Santa's Workshop
North Pole, New York
America's oldest theme park isn't in Florida or California. It's a little place tucked into the north woods of New York State, closer to Montreal than to any spot where we'd think to take a vacation.
It's Santa's Workshop, and if your taste leans toward the earnest and the retro, if you want to see what tourism was like 50 years ago, then come here. Not much has changed, and management intends to keep it that way.

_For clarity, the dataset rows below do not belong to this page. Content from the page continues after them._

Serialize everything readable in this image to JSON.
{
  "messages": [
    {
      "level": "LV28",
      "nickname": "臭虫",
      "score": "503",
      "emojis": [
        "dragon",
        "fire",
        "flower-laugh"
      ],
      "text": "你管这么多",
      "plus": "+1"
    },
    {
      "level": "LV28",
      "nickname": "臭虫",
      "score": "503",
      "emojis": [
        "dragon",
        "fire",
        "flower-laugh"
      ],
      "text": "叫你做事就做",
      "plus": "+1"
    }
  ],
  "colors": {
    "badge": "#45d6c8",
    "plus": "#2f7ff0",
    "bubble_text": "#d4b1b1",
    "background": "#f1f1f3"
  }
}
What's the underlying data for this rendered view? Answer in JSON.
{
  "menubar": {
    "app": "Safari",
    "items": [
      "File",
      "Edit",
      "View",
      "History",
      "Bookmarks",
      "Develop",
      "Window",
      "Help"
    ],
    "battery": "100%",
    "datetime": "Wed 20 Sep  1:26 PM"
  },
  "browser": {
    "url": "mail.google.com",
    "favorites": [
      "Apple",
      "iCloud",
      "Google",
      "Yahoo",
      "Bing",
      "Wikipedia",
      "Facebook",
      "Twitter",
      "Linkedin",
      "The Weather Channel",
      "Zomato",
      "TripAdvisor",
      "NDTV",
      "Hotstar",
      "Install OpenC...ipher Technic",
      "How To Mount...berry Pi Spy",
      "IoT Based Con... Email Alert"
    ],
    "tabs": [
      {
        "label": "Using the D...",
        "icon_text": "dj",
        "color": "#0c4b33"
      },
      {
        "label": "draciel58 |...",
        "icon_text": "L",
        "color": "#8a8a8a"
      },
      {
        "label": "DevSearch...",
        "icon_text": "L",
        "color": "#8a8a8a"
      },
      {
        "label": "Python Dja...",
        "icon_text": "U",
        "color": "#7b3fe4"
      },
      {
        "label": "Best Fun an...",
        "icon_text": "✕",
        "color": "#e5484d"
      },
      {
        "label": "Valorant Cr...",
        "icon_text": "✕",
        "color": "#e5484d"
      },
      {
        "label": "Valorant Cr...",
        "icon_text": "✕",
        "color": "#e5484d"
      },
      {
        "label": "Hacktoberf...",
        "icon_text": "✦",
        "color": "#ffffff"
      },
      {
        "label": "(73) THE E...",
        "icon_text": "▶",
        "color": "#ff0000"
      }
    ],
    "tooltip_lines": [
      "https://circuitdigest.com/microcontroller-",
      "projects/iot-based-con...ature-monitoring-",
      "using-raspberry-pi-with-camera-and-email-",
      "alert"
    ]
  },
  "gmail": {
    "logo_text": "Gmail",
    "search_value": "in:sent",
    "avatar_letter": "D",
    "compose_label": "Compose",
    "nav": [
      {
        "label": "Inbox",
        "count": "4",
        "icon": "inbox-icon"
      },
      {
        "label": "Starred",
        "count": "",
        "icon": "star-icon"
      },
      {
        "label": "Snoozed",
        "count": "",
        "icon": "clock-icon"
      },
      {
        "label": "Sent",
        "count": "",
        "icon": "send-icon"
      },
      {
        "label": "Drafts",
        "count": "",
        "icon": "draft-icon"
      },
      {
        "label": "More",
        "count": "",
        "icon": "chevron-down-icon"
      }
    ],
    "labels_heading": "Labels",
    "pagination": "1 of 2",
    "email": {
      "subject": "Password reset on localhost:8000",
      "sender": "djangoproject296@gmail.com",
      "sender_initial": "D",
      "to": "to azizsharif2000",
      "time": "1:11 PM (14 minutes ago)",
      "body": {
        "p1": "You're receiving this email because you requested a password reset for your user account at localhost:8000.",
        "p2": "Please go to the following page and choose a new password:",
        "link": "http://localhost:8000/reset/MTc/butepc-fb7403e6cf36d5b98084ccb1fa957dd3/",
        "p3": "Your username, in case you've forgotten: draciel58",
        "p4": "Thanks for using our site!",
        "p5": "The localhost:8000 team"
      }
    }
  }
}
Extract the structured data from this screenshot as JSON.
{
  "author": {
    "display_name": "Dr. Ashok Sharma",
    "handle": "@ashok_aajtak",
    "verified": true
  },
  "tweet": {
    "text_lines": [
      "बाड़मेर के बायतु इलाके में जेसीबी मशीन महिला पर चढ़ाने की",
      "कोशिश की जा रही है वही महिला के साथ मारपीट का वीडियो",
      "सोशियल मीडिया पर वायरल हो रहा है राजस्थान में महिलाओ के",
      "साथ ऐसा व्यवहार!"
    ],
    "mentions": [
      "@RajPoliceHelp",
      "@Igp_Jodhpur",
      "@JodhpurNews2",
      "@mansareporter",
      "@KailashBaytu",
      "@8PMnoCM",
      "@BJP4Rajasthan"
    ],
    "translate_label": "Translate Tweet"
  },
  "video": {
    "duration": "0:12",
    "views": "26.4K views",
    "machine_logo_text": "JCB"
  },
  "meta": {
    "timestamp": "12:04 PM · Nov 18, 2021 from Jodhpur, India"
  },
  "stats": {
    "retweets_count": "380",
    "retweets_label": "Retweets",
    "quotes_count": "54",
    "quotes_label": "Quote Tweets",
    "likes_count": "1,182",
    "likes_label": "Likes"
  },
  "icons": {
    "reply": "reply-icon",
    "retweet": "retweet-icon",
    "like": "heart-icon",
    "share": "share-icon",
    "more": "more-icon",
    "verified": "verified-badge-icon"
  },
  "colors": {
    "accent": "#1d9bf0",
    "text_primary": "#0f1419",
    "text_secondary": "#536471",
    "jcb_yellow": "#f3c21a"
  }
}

The idea for Santa's Workshop came to Julian Reiss, a Lake Placid businessman in the 1940s, when his little daughter asked him to take her to Santa's summer home. Reiss, frustrated that he couldn't satisfy her wish, bought some hilly woodland along the highway that ran to the summit of Whiteface Mountain, a top tourist attraction at the time.
He worked with Arto Monaco, a local artist who'd designed a fake German village in the Arizona desert (to train World War II soldiers for uber-urban fighting), to create preliminary sketches. With little other forethought -- no feasibility studies, marketing plans, or even blueprints -- Santa's Workshop was built and its frosty doors thrown open on July 1, 1949.
The public loved it, adults as well as kids, because nothing like it had ever existed before. They were drawn, not so much by Santa, but by the park's continually frozen "north pole" -- a wonder of refrigeration technology -- and by the deer and goats and sheep that wandered freely among the park's brightly painted log cabin buildings, turning it into the world's first petting zoo.
The U.S. Postal Service awarded Santa's Workshop its own zip code --12946. Summertime crowds of over 10,000 a day were common, which is astounding when you consider this attraction's remoteness and its small size. Its success spawned dozens of copycats -- the reason you still find Santa lands across the U.S.A. today. Planners from Disney, with their own theme park on the drawing boards in the early 1950s, came here to study the phenomenon. From Santa's furry belly, America's tourism industry was born.
Things are quieter now. But even if you visited Santa's Workshop years ago as a kid, you'd feel right at home visiting it today. The free-range animals are gone -- they nibbled too many of the visitors' clothes -- but the north pole is still frozen, live reindeer still pull Santa's sleigh, and the costumed characters -- local high school kids dressed as Frosty the Snowman, Little Red Riding Hood, Alice in Wonderland, and lesser-knowns such as Rowdy the Reindeer and Chris Moose -- still lead the afternoon Christmas Parade and dance with the children. There are kiddie rides, an arcade, musical shows, and a variety of gift shops, confectionaries and snack chalets.
The post office is still here, and so is Tannenbaum the Talking Christmas Tree (although he was mute when we peppered him with questions). Santa is here too, of course, comfortable in his summer home with its cool Adirondack mountain breezes, a location that many a flatland Santa would envy on a sweltering July afternoon. He comes out for the daily decree, and a magical flight through the woods in his sleigh.
Bob Reiss, son of Julian, has run the park since 1962 and declares, "This place is for the believers."
But Bob is now in his eighties, and for several years he searched for a younger believer to run Santa's Workshop. He even appeared on the QVC cable TV network in 1999 to make an appeal for a worthy successor, someone who would maintain the park's integrity. Greg Cunningham, a local man who apparently was watching QVC that day, wrote to Bob and told him everything he wanted to hear.
"I wanted to believe," Bob concedes, and the two men signed a contract in early 2001.
Then Greg was arrested, and subsequently convicted, of embezzlement, forgery, and grand larceny in previous business deals (He's currently in a New York state prison, and is expected to be there for the next 20 years.)
Santa's Workshop did not open during the summer of 2001. Many thought it was closed for good.
Happily -- this is a story about Santa, after all -- the park did not die. Bob Reiss regained control. Santa's Workshop is open for business again. Bob found a new, new owner, Doug Waterbury, who pledged to us that, "This place will be here forever," and granted Bob the right to hang around as long as he liked.
Bob Reiss told us that the new era at Santa's Workshop will look pretty much like the old era. When we asked if the park might incorporate pieces of Kwaanza, Chanukah, Ramadan, Saturnalia, and other winter solstice holidays, in an effort to become more inclusive, Bob deflected the suggestion. "We try our best to stay as true to the legend as we can," he said. "I think we'd screw it up if we tried otherwise."